Field course

With the conference and the first-aid training complete, all of the new recruits were loaded onto minibuses and shipped up to the Peak District for the field course for a more practical introduction to the kit and the techniques used by BAS. For accommodation we stuck up our tents in a field rented from a local farmer, and the food was classic camp food cooked in large groups. Given that I’d spent the last couple of months living out of a tent, this wasn’t too much of a hardship, but it came as a bit of a shock to the system to some of the less outdoor-orientated recruits.

Day one included an introduction to the very rugged pyramid tents used in Antarctica, and the ‘BAS sleeping system’, which uses a roll-mat, a thermarest, a sheepskin and a couple of sleeping bags to try and keep you warm through the cold nights.
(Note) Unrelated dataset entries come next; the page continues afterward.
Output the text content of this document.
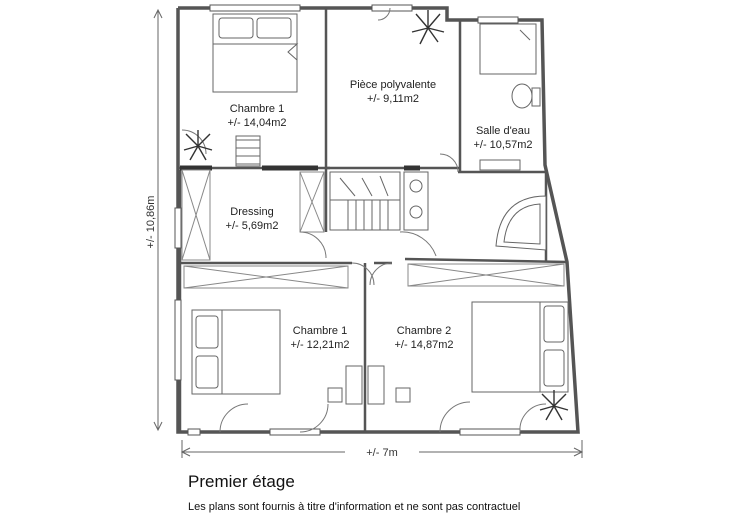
+/- 10,86m
+/- 7m
Chambre 1
+/- 14,04m2
Pièce polyvalente
+/- 9,11m2
Salle d'eau
+/- 10,57m2
Dressing
+/- 5,69m2
Chambre 1
+/- 12,21m2
Chambre 2
+/- 14,87m2
Premier étage
Les plans sont fournis à titre d'information et ne sont pas contractuel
We also learnt how to use the Primus stove and Tilley lamp, both of which are ancient designs and have been proven to be rugged enough to survive the tough conditions, but require a real knack to light.

Next day we were dropped off at Curbar Edge, where the Field Assistants trained us in ropework, including abseiling and crevasse rescue techniques (with further training to come when we start work in Antarctica). This was hard going for the non-climbers in the group, so whilst they went over and over the knots to try and get them sunk in, we took the opportunity to get in a bit of cheeky gritstone bouldering in the sunshine.

On the final day we did a bit of navigation, with the take-home lesson being that it is tricky (to say the least) trying to map-read in a completely featureless Antarctic environment. Passing hikers were puzzled to see us scattered over the Peak moorland, ¬†stumbling blindly around whilst wearing ‘whiteout goggles’ (ski goggles with the lenses covered in masking tape). With an hour or two free at the end of the day, we took the opportunity again to get the rockboots on and thrash our way up a brutal gritstone jamming crack – grand.